But sometimes I fall into the second group. The best I can explain it is to say sometimes I have a definite idea of how things will go in a chapter, but then I sit down to write it and I am inspired as I am writing and I add a little detail or make a little change and I keep writing and sometimes this little change leads the story off in a whole new direction. And even though I am doing the writing and I am making the decisions, it can feel like the story or characters have gotten away from me.

I don't know the thought processes of other writers in this second group. But I would guess that they tend to be either free form writers who may have a general plot idea as they begin writing but rely a lot on spur of the moment inspiration to create the story as they write or that they are empathetic character-creators who create - on paper or in their minds - such a strong personality for their leading characters as they write that sometimes they have to abandon the previously plotted actions because they come to realize that X character wouldn't do that, he would do Y instead.


----------



## moderan (May 26, 2010)

The Backward OX said:


> I don’t know how it is that you manage _so often_ to think that a poster is talking about something other than what the poster is really talking about.
> 
> It seemed to me that garza and I shared a belief that characters do not exist outside the writer’s head. What your nonsense has to do with that fails me.


 It seems to me that you're more interested in telling others what you think about things than seeing what others think of what you have to say. I wash my hands of you.






> See first sentence, second paragraph, above.





> This next is for both of you:
> 
> Garza and I believe the writer tells the characters how to behave. Other writers appear to believe the characters tell the writer. And that is why we both believe writers in that second group must be high on something. For f*ck's sake. A character is squiggles on a page just like these squiggles you're reading now. These squiggles aren't telling me what to do. The only way for that to happen would be for me to be high on something.


----------



## alanmt (May 26, 2010)

OX, I find that for complex plotting over a longer work with multiple characters it is important to have a chronology - a simple timeline of what is happening to who, when and where.


----------



## Ilasir Maroa (May 26, 2010)

The Backward OX said:


> I don’t know how it is that you manage _so often_ to think that a poster is talking about something other than what the poster is really talking about.
> 
> It seemed to me that garza and I shared a belief that characters do not exist outside the writer’s head. What your nonsense has to do with that fails me.
> 
> ...


 


NTO, it's a figure of speech. As characters are developed through the words the writer puts on the page, the writer begins to get a better idea of how a given character would believably act in a given situation. It has to do with a change in perception which conflicts with the writer's original draft of the scene. When people say "My character spoke to me", it's just another way of saying "I realized I had to change something."

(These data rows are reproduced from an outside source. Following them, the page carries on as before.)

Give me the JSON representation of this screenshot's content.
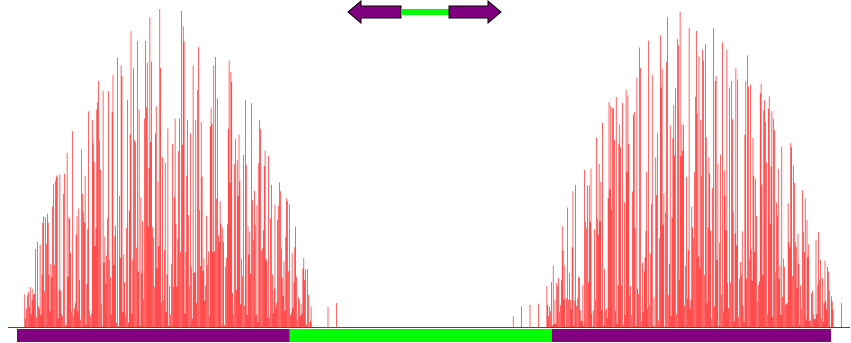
{
  "construct": {
    "segments": [
      {
        "label": "",
        "kind": "arm",
        "color": "#800080",
        "start": 0.0,
        "end": 0.335
      },
      {
        "label": "",
        "kind": "loop",
        "color": "#00ff00",
        "start": 0.335,
        "end": 0.657
      },
      {
        "label": "",
        "kind": "arm",
        "color": "#800080",
        "start": 0.657,
        "end": 1.0
      }
    ]
  },
  "legend_glyph": {
    "left_arrow_color": "#800080",
    "spacer_color": "#00ff00",
    "right_arrow_color": "#800080"
  },
  "coverage": {
    "color": "#ff0000",
    "max_value": 1.0,
    "peaks": [
      {
        "center": 0.19,
        "half_width": 0.17
      },
      {
        "center": 0.81,
        "half_width": 0.17
      }
    ],
    "sparse_positions": [
      0.36,
      0.38,
      0.39,
      0.6,
      0.61,
      0.62,
      0.63,
      0.99
    ]
  }
}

If you take such comments literally, you're going to get the wrong idea of what people are talking about.


I'd like to remind everybody, including myself, that the thread is about ways to outline a complex scene.  To get back on topic:

NTO, there is no formula that will allow you to expand an outline into a well-flowing piece of writing every time.  You can keep filling in details for an outline until it approaches a wordcount similar to actual prose, but that doesn't make it well-crafted prose.  It makes it a very detailed outlining.

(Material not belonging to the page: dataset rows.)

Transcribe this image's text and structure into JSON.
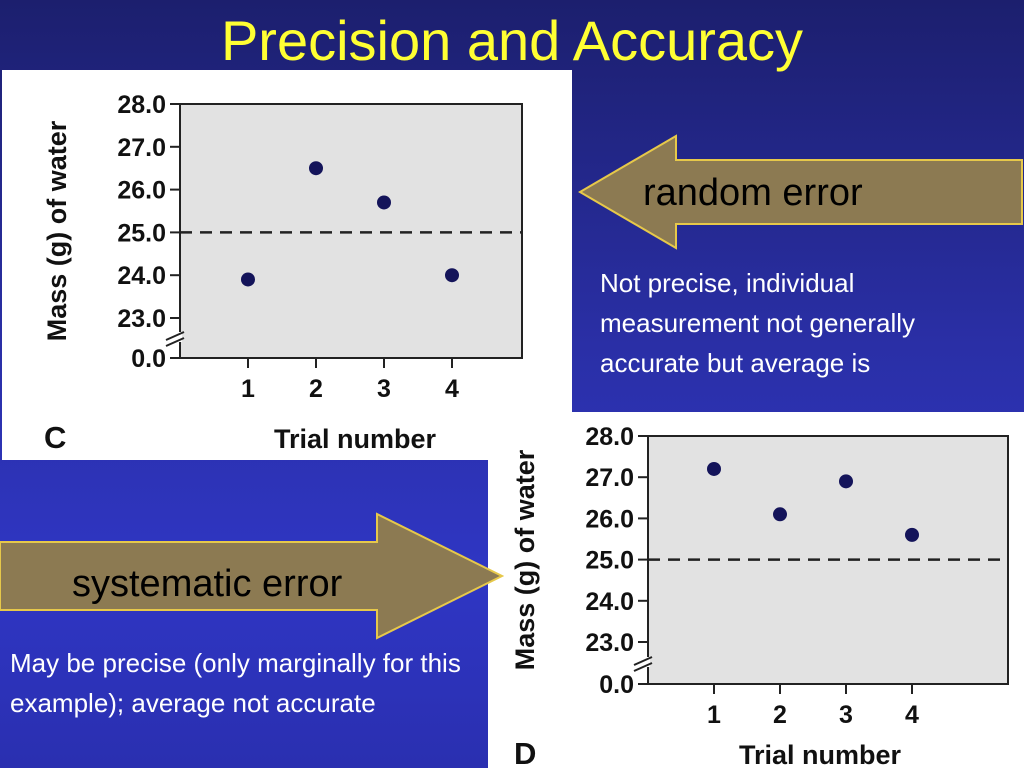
{
  "slide": {
    "title": "Precision and Accuracy",
    "random_error": {
      "label": "random error",
      "note": "Not precise, individual measurement not generally accurate but average is"
    },
    "systematic_error": {
      "label": "systematic error",
      "note": "May be precise (only marginally for this example); average not accurate"
    },
    "colors": {
      "title": "#ffff33",
      "arrow_fill": "#8c7a52",
      "arrow_stroke": "#e6c84a",
      "plot_bg": "#e2e2e2",
      "marker": "#14145a"
    }
  },
  "chart_data": [
    {
      "panel": "C",
      "type": "scatter",
      "xlabel": "Trial number",
      "ylabel": "Mass (g) of water",
      "x": [
        1,
        2,
        3,
        4
      ],
      "y": [
        23.9,
        26.5,
        25.7,
        24.0
      ],
      "y_ticks": [
        "28.0",
        "27.0",
        "26.0",
        "25.0",
        "24.0",
        "23.0",
        "0.0"
      ],
      "x_ticks": [
        "1",
        "2",
        "3",
        "4"
      ],
      "axis_break": true,
      "reference_line_y": 25.0,
      "ylim": [
        23.0,
        28.0
      ],
      "grid": false
    },
    {
      "panel": "D",
      "type": "scatter",
      "xlabel": "Trial number",
      "ylabel": "Mass (g) of water",
      "x": [
        1,
        2,
        3,
        4
      ],
      "y": [
        27.2,
        26.1,
        26.9,
        25.6
      ],
      "y_ticks": [
        "28.0",
        "27.0",
        "26.0",
        "25.0",
        "24.0",
        "23.0",
        "0.0"
      ],
      "x_ticks": [
        "1",
        "2",
        "3",
        "4"
      ],
      "axis_break": true,
      "reference_line_y": 25.0,
      "ylim": [
        23.0,
        28.0
      ],
      "grid": false
    }
  ]
}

A basic strategy that you could build from is starting with what you want to happen in the scene, and progressivle breaking it down into smaller and smaller chunks.  First a quick what:  "there's a fight".  Then a who: "between Michael and his father".  Then a when: probably: "in the evening" since it's a date. Then a where: "in the kitchen". Then add a why:  "because he wants the car for his date that night and his father won't let him have it".  Then a how: "with physical blows/verbal attacks/etc".  Then break each of those down further.  

I'm sure you already know how to outline, so I'll stop there.  From here on, it's really just trial and error.  A formula can only take you so far.


----------



## Sam (May 26, 2010)

I have never been high on anything when I've written, and I've finished seven novels -- all of them over 100,000 words. It is a myth that you have to be high to create good fiction. All being high does is release you from the fear that you've ingrained into yourself. The fear that tells you that you "can't" do this and you "shouldn't" do that. 

If you want to write a complex scene, OX, how do you think being high is going to aid you? You need all your faculties about you to attempt such a thing. You really think being stoned is going to magically write the scene for you? It'll probably come out arse-about-face.


----------



## The Backward OX (May 26, 2010)

moderan said:


> I wash my hands of you.


Promises, promises.


----------



## The Backward OX (May 26, 2010)

> Originally Posted by *alanmt*
> 
> 
> OX, I find that for complex plotting over a longer work with multiple characters it is important to have a chronology - a simple timeline of what is happening to who, when and where.


 


Ilasir Maroa said:


> A basic strategy that you could build from is starting with what you want to happen in the scene, and progressivle breaking it down into smaller and smaller chunks.


Thanks to both of you. I'll see what I can do.


----------



## ppsage (May 26, 2010)

Backwards? _OX, I find that for complex plotting over a longer work with multiple characters it is important to have a chronology...?_
Frontwards? _OX, I find a chronology important for complex plotting etc. ...?_ 

Maybe?


----------



## alanmt (May 26, 2010)

Only if one wishes to sacrifice prolixity for lucidity.


----------



## ppsage (May 26, 2010)

alanmt said:


> Only if one wishes to sacrifice prolixity for lucidity.


 
Which, admittedly, one may often not. 

In initial composition though, I think we tend to follow our thought back to the real subject. _I thought it was something really interesting. Something really interesting pervaded my thought. 
_


----------



## C.M.C. (May 26, 2010)

Just write down what's supposed to happen so that it makes sense, then go back and expand it into a scene.  It doesn't have to be rocket science.


----------



## vangoghsear (May 26, 2010)

One method is to write elements of the complex scene on sticky notes or note cards and place them on a time line.  You can move them around as you discover timing issues.


----------